April 3, 2020

In any given month employers can boost output by either additional hiring or by lengthening the number of  hours that their employees work.  Payroll employment for March fell 701 thousand as restaurants and bars closed, retail jobs declined, doctors and dentists offices closed, construction and factory jobs declined.  Almost certainly the expansion came to an end in February 2020 and the recession began in March.

The nonfarm workweek declined 0.2 hour in March to 34.2 hours which is the shortest workweek in almost a decade.  It is also just a first installment on further shortening of the workweek in the months ahead.

The declines in  employment and hours worked are reflected in the aggregate hours index which rose fell  1.1% in March.  It, too, will fall sharply in each of the next couple of months.

The factory workweek declined 0.3 hour in March to 40.4 hours.

Overtime hours declined 0.2 hour in March to 3.0 hours which is the least amount of overtime hours since July 2010.

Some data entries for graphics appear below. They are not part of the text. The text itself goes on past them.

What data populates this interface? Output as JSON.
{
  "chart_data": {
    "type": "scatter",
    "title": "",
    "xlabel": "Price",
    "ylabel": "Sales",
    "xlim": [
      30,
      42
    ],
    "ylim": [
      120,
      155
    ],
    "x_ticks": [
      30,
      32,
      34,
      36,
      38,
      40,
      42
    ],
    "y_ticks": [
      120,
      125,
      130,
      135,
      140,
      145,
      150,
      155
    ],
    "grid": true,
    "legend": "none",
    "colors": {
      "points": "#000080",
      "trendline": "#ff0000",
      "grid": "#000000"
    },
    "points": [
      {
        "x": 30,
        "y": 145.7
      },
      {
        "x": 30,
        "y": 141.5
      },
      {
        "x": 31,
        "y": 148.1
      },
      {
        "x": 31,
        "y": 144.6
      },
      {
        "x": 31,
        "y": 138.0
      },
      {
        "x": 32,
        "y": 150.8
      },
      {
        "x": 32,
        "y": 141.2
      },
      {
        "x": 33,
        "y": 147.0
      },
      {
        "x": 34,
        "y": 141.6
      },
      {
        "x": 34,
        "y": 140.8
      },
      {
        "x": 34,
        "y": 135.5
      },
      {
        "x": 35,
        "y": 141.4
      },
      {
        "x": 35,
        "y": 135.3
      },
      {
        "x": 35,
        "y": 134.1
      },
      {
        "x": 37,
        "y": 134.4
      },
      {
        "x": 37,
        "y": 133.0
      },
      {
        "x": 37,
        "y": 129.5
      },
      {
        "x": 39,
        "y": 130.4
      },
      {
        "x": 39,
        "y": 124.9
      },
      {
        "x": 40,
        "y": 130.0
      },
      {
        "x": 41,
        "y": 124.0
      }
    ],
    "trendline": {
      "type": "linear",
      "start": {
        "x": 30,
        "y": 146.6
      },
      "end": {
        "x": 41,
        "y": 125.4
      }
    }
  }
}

.For what it is worth, we now expect a 20% drop in second quarter GDP.  Estimates currently range from a drop of 10% to a decline of 35%.  Any of those estimates are possible.  Remember, we still have not seen any second quarter data.  The estimates will converge as those data become available.  But right now we all know Q2 GDP will fall by a record amount.  But going forward the issue is how quickly the virus will show signs of slowing its rate of spread and how soon businesses will be able to reopen.  Based on the Chinese experience we are expecting to see early signs of improvement by mid-April and more clear-cut evidence by the end of the month.  If that is the case, consumer and business confidence would climb quickly, the stock market would surge upwards after having lost nearly 30% of its value in the past couple of months, and businesses could gradually re-open.  Following the 20% drop in Q2 GDP we anticipate an 8.7% snap-back in Q3 and 7.0% growth in the fourth quarter.